Sullo stipite destro, nel mezzo, compare il simbolo di Venere. Gli alchimisti associano ad esso il rame, il colore verde. Più sotto, l'iscrizione: "si feceris volare terram super caput tuum eius pennis aquas torrentum convertes in petram" ("Se facessi volare la terra al di sopra della tua testa, con le sue penne tramuteresti in pietra acque di torrenti"). Anche di questo abbiamo parlato precedentemente, a proposito del Telesma di Ermete. Tutta l'operazione tende al ritiro delle acque del diluvio che lasceranno spazio alla terra preziosa, alla pietra alchemica su cui si fa una operazione misteriosa, che viene detta più volte, simbolicamente, anche nella Porta Magica.
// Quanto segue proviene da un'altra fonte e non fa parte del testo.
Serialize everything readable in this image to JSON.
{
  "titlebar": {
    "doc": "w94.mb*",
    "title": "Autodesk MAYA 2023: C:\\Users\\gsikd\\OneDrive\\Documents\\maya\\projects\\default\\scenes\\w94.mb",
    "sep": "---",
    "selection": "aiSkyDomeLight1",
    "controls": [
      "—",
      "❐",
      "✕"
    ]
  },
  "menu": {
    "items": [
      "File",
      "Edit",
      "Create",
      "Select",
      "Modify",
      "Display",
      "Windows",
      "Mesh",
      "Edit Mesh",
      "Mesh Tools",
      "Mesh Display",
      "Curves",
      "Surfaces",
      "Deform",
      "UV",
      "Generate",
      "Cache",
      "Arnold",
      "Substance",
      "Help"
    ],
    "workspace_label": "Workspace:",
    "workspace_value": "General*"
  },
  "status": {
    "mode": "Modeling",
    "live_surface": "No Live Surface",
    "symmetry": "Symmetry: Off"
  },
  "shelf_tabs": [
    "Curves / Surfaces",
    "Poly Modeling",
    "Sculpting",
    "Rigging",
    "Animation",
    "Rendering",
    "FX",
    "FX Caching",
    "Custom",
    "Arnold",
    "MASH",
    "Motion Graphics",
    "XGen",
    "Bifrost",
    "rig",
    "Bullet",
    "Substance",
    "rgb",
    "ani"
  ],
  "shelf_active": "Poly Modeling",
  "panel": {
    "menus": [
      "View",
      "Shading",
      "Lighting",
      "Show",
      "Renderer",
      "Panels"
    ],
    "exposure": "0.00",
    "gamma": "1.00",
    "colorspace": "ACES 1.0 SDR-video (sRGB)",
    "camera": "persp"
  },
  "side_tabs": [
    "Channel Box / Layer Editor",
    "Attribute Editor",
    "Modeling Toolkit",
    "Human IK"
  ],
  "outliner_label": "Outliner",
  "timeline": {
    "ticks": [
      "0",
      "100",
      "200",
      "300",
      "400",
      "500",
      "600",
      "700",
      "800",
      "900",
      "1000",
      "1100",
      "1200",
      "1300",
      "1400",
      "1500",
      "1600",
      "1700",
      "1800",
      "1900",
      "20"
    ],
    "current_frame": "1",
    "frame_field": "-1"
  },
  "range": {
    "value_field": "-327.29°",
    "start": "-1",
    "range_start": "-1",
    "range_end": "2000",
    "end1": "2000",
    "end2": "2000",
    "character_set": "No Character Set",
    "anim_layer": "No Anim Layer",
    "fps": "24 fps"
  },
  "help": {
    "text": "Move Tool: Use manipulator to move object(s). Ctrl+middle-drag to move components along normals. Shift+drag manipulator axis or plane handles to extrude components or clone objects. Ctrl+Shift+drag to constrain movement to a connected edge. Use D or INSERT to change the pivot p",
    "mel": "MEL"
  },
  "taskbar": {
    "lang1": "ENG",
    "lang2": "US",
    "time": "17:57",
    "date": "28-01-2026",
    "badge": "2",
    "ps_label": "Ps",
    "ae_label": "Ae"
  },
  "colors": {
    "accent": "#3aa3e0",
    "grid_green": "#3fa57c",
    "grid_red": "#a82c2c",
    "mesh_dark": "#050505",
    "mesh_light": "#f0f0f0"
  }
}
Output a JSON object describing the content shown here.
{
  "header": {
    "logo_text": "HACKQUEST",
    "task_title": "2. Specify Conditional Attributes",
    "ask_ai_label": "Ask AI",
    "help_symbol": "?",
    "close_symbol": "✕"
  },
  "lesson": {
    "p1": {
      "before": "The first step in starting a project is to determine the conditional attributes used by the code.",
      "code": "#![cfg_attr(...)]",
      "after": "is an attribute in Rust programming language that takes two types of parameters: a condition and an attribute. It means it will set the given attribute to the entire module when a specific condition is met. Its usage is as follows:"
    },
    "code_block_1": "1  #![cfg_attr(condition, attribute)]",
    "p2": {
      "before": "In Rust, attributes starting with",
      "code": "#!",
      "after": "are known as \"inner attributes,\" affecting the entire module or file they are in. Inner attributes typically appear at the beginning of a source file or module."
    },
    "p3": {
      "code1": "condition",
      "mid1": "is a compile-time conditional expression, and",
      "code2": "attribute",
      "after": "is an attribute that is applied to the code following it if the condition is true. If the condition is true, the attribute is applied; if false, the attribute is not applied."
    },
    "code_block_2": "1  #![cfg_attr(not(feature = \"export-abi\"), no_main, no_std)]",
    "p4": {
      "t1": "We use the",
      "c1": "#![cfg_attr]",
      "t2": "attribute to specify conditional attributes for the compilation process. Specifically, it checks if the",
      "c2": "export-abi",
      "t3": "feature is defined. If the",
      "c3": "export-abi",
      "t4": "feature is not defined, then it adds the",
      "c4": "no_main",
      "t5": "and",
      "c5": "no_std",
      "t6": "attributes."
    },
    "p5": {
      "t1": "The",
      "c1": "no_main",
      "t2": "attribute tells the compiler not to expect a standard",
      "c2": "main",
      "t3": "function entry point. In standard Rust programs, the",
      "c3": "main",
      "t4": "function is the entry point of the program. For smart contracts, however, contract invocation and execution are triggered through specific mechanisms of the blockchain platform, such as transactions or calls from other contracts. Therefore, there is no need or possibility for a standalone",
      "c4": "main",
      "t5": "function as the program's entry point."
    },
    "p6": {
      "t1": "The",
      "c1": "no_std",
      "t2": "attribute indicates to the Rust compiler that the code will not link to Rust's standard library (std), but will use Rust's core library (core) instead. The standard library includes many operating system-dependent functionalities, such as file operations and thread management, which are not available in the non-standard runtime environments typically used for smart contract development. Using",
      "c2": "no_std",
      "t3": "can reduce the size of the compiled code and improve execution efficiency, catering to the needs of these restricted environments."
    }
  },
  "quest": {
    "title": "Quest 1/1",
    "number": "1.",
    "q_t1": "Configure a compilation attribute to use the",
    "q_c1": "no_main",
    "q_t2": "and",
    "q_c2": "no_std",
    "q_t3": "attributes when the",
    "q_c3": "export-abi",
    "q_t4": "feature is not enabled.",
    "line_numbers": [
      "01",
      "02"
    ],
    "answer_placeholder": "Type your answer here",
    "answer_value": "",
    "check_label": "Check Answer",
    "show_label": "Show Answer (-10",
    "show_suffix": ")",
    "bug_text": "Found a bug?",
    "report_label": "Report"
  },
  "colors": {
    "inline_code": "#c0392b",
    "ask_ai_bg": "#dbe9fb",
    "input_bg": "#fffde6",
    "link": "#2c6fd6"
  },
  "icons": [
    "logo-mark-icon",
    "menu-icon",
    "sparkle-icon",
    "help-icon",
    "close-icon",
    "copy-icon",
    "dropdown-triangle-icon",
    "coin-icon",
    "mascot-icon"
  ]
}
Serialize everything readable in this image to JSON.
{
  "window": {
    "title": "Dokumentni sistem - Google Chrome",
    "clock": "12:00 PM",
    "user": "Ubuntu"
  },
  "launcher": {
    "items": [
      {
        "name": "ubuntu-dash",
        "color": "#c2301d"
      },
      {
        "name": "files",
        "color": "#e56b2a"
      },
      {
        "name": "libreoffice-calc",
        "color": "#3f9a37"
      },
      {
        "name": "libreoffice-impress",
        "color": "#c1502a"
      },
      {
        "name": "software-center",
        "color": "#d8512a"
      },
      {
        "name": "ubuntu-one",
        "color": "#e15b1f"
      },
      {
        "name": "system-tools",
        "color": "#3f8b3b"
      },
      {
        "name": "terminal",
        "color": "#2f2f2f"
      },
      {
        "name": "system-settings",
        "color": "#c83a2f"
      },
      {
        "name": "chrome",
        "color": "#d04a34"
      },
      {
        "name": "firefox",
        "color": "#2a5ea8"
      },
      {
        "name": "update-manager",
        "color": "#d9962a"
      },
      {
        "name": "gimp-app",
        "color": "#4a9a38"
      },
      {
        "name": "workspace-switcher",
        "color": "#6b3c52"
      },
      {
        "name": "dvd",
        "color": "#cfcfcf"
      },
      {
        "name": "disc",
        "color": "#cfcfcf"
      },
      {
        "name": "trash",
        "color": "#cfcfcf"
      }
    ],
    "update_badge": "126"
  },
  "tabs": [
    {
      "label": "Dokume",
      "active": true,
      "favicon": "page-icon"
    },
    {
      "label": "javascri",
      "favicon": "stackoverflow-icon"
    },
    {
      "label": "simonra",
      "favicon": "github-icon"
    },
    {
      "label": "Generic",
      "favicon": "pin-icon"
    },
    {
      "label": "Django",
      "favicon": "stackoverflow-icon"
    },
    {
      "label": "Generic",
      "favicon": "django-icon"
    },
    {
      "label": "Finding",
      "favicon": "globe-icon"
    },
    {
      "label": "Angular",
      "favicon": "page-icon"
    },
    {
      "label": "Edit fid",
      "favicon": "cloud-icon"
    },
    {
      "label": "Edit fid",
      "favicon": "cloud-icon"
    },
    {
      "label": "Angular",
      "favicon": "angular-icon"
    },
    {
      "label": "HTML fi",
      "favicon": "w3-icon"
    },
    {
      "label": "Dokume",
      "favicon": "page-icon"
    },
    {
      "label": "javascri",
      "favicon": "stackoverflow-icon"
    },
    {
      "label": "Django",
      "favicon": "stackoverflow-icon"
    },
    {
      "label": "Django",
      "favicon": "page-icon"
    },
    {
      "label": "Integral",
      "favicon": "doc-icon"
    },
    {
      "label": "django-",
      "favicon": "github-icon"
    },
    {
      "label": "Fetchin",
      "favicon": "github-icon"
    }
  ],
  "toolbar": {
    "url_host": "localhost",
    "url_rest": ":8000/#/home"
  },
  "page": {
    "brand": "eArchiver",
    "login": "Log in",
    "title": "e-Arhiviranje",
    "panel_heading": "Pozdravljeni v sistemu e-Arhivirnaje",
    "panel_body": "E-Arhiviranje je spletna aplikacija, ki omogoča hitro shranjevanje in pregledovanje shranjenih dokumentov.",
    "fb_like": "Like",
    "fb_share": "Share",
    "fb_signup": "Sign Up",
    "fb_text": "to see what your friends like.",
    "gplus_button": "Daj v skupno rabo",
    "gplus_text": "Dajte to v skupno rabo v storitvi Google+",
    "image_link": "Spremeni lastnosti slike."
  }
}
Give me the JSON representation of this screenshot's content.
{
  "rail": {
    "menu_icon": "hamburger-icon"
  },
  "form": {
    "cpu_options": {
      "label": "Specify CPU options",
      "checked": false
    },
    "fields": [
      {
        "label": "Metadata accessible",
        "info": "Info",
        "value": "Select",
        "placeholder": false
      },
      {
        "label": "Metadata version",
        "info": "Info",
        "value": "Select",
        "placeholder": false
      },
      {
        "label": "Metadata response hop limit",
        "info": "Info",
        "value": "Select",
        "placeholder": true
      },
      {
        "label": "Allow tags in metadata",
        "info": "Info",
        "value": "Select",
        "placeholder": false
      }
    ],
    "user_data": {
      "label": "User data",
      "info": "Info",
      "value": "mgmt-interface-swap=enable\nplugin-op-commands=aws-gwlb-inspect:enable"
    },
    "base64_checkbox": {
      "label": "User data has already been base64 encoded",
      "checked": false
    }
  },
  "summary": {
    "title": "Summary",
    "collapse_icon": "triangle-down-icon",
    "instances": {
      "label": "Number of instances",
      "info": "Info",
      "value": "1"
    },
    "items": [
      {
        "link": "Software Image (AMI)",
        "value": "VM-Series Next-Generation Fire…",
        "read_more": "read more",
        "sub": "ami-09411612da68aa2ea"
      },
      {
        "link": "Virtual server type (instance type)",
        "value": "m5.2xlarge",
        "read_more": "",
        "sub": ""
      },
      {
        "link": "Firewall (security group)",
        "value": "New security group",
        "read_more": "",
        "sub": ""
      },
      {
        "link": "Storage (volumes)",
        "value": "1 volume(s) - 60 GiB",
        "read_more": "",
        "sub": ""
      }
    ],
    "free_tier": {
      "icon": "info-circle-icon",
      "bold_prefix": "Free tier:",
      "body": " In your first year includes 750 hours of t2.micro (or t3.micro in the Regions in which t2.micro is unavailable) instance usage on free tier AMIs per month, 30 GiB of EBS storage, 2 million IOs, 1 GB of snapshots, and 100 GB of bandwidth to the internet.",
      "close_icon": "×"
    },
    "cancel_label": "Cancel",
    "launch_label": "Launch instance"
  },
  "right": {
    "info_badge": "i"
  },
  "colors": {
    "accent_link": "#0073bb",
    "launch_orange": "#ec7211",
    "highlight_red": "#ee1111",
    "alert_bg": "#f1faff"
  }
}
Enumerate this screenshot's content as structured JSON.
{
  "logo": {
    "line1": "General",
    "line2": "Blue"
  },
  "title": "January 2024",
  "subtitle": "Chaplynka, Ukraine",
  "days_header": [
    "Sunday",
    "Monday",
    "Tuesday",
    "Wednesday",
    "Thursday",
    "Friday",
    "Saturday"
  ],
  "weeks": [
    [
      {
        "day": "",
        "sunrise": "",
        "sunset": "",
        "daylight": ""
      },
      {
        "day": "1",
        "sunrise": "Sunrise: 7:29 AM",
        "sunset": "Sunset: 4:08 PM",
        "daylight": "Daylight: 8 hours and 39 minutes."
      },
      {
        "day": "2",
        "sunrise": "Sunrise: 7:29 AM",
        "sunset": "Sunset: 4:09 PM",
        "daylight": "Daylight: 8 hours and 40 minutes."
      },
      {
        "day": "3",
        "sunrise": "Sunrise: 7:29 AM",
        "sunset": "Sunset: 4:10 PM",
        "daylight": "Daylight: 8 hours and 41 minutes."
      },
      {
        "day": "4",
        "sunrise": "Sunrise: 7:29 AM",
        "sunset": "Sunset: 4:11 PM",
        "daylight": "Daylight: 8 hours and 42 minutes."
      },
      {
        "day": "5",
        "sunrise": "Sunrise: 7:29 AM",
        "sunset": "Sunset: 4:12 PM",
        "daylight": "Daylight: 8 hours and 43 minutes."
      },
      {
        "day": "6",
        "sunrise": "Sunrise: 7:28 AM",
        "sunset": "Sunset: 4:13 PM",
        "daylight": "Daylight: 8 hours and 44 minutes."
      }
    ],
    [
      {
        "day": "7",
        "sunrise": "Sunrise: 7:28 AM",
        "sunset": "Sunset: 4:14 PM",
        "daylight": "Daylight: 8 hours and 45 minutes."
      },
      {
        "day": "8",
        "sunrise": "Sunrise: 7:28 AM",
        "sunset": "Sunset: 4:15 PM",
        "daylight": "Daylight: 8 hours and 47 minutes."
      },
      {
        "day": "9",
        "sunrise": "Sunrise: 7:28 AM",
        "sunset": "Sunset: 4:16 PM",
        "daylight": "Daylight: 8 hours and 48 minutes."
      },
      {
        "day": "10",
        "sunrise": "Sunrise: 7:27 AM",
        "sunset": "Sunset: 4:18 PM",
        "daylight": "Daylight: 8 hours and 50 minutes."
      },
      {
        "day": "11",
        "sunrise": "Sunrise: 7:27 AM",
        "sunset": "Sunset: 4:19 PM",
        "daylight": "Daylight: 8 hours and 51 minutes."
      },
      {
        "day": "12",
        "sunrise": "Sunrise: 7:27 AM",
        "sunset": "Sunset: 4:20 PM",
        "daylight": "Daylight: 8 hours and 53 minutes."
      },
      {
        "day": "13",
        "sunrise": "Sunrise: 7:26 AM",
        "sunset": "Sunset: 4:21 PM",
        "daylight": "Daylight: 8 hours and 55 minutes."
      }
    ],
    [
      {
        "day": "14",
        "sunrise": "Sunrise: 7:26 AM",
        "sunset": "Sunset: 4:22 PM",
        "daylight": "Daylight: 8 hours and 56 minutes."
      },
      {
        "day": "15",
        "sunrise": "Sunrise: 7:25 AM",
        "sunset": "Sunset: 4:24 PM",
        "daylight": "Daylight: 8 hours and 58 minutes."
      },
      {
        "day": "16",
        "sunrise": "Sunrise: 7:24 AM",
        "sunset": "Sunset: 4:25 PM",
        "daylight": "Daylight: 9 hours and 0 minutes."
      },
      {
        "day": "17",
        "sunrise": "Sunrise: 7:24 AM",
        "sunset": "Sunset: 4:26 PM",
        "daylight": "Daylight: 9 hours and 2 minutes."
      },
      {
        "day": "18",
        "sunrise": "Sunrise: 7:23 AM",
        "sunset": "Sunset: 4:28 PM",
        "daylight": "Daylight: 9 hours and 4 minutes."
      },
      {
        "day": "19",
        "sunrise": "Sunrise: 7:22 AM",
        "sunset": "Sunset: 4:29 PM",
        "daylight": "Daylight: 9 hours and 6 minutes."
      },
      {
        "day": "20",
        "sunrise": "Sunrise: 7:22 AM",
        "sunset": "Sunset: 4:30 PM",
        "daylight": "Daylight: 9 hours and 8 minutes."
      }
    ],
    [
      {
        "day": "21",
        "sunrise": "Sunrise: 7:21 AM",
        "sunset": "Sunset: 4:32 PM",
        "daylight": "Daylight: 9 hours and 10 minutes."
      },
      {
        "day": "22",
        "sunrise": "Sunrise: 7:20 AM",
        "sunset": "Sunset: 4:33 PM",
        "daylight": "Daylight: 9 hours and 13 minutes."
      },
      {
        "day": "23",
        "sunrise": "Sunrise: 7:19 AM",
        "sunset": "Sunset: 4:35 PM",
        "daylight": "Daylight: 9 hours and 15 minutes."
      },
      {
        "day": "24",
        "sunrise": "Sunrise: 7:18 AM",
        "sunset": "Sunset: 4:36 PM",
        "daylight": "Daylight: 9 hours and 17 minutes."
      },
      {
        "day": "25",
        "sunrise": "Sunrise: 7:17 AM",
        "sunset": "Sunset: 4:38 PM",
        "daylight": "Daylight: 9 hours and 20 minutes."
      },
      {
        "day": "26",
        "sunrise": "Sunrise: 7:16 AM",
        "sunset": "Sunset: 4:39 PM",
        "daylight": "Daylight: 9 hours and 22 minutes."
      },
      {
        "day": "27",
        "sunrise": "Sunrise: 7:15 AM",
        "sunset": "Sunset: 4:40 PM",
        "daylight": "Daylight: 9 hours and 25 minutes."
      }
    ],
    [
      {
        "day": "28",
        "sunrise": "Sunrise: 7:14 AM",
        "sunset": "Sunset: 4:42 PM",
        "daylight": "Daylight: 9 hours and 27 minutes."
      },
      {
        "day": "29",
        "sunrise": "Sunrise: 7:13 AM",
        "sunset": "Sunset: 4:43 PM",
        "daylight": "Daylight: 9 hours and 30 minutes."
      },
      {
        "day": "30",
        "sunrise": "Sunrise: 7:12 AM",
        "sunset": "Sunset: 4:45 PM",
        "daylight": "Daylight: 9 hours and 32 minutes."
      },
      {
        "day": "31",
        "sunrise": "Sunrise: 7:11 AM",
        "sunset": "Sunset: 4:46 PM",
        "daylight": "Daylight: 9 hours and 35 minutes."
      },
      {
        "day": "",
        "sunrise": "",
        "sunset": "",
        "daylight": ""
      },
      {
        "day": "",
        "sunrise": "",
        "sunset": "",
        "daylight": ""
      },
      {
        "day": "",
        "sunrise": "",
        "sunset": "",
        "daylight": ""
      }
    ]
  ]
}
Sullo stipite sinistro, in basso, troviamo il simbolo di Mercurio, argento vivo, e l'epigrafe "azot et ignis dealbando latonam veniet sine veste diana" ("Tramite la purificazione di Latona da parte dell'Azoto e del Fuoco, appare Diana senza veste"). È questa un'altra descrizione dell'opera, in cui la purificazione della materia filosofale produce la comparsa dell'argento. È la purificazione del purgatorio dantesco che prelude alla venuta di Beatrice (colei che dà beatitudine), è la purificazione prescritta in tutte le fratellanze misteriche. E, affinché non desti meraviglia il misterioso realizzarsi della pietra al bianco, la mistica Iside svelata, a seguito della catarsi della materia prima, diremo, come Beatrice nel Paradiso, che sarebbe strano che, nettati dagli errori che ci tengono a terra, restassimo ad essa vincolati, senza poter accedere all'empireo: volo superbo, già descritto da Platone con i suoi cavalli, uno bianco e l'altro nero, uno volto al cielo e l'altro alla terra. Ma, attenzione! non si fa metafisica cosmica qui, bensì microcosmica. Dei, cieli, terra e astri sono in dimensione microcosmica, per suggerire gli elementi e le operazioni dell'Arte.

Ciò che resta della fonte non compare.